Siklon tropis biasanya memiliki diameter antara 100-4.000 km (62-2.485 mil) berputar cepat biasanya berlawanan dengan arah jarum jam. Sebuah siklon berubah menjadi badai ketika kecepatan angin mencapai 120km/jam. Istilah “tropis” mengacu pada asal geografis dari sistem ini, yang biasanya terbentuk di atas lautan tropis.

2. Petir Vulkanik (Volcanic Lightning)

Petir Vulkanik

Image: Petir Vulkanik Gunung Rinjani Oleh Oliver Spalt, Wikimedia CC-BY

Sambaran petir di gunung vulkanik menciptakan tampilan indah, menakutkan sekaligus menakjubkan. Tidak ada yang tahu persis bagaimana petir vulkanik terjadi, tetapi para ilmuwan berhipotesis karena pemisahan muatan.
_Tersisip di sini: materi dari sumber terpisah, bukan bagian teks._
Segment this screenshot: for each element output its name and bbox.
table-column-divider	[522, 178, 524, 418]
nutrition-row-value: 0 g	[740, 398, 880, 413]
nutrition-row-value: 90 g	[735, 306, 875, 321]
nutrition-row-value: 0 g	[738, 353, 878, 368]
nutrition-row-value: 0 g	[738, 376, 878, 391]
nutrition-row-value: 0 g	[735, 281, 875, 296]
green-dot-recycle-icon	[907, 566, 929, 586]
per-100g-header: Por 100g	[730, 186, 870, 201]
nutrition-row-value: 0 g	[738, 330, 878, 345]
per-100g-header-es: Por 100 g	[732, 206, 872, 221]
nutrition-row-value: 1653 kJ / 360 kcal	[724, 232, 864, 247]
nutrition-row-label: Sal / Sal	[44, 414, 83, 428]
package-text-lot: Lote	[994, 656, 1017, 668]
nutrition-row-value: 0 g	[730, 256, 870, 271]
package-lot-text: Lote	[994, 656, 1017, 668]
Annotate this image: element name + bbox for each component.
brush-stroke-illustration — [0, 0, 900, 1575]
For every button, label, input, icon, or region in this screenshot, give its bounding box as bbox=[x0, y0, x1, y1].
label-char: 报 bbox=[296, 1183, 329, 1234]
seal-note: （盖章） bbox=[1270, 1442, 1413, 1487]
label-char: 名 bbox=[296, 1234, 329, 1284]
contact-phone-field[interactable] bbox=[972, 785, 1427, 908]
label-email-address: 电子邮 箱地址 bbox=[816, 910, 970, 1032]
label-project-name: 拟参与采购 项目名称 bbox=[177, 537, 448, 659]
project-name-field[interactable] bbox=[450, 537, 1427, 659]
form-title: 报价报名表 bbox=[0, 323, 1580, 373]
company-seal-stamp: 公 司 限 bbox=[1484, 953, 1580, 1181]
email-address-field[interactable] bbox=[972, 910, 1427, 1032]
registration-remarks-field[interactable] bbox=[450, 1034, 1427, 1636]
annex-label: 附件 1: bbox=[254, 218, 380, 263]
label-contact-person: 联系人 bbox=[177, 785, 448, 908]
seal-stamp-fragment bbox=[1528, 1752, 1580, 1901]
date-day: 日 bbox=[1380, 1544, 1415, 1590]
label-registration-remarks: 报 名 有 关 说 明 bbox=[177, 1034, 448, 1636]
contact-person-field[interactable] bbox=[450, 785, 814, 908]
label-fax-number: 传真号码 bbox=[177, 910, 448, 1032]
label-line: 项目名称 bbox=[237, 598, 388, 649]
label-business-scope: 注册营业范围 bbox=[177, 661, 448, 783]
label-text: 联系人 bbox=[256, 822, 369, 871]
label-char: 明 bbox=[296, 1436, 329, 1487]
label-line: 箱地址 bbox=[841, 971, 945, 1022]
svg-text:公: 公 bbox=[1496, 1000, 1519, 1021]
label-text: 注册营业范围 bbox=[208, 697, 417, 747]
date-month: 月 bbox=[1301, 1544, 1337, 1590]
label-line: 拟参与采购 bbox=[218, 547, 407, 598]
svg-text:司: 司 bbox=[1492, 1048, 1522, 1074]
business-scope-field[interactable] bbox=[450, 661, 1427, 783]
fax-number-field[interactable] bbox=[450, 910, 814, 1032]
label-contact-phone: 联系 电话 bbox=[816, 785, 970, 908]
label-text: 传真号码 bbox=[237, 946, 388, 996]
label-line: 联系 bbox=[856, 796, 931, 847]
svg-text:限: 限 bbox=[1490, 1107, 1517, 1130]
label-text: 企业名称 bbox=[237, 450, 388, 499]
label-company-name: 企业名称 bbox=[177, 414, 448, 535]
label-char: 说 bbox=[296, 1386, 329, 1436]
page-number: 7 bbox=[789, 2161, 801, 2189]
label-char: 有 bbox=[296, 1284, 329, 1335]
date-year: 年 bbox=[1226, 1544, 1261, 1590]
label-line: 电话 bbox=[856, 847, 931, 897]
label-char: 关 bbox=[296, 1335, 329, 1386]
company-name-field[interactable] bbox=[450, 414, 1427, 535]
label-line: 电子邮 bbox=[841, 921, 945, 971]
Magma yang berapi-api, abu, dan batu bentrok dengan udara dingin, partikel bermuatan terpisah dari satu sama lain. Sebuah bentuk petir untuk menyeimbangkan distribusi muatan.

3. Badai Pasir (Dust storms)

Badai Pasir

Image: Badai Pasir, Public Domain, Wikimedia

Sebuah badai debu atau badai pasir adalah termasuk fenomena meteorologi. Badai seperti ini biasanya merupakan hasil dari arus konveksi yang diciptakan oleh pemanasan terus-menerus dari tanah. Badai ini merupakan kekuatan alam terkenal yang juga sangat berbahaya.

Badai pasir dapat mencapai hingga ketinggian 2,5 km dan sering terlihat di padang pasir atau Sahara. Di daerah gurun pada waktu tertentu dalam setahun, badai pasir menjadi lebih sering karena pemanasan yang kuat dari udara di atas padang pasir menyebabkan atmosfer yang lebih rendah menjadi tidak stabil.

4. Tsunami

Tsunami

Image: ocean wave, pixabay.com

Tsunami adalah serangkaian gelombang air yang disebabkan oleh perpindahan dari suatu volume besar dari badan air, umumnya laut atau danau besar. Gempa bumi, letusan gunung berapi dan ledakan bawah air lainnya (termasuk ledakan perangkat nuklir bawah laut), tanah longsor, gletser, dampak meteorit dan gangguan lainnya di atas atau di bawah air semua memiliki potensi untuk menimbulkan tsunami.

5. Hujan Badai (Thunderstorm)

Hujan Badai

Image: Hujan Badai Oleh Bidgee, Wikimedia CC-BY

Hujan Badai dikenal juga dengan sebutan badai listrik, badai petir, thundershower atau hanya badai, adalah bentuk cuaca bergolak ditandai oleh adanya petir dan efek akustik pada atmosfer bumi yang dikenal sebagai guntur.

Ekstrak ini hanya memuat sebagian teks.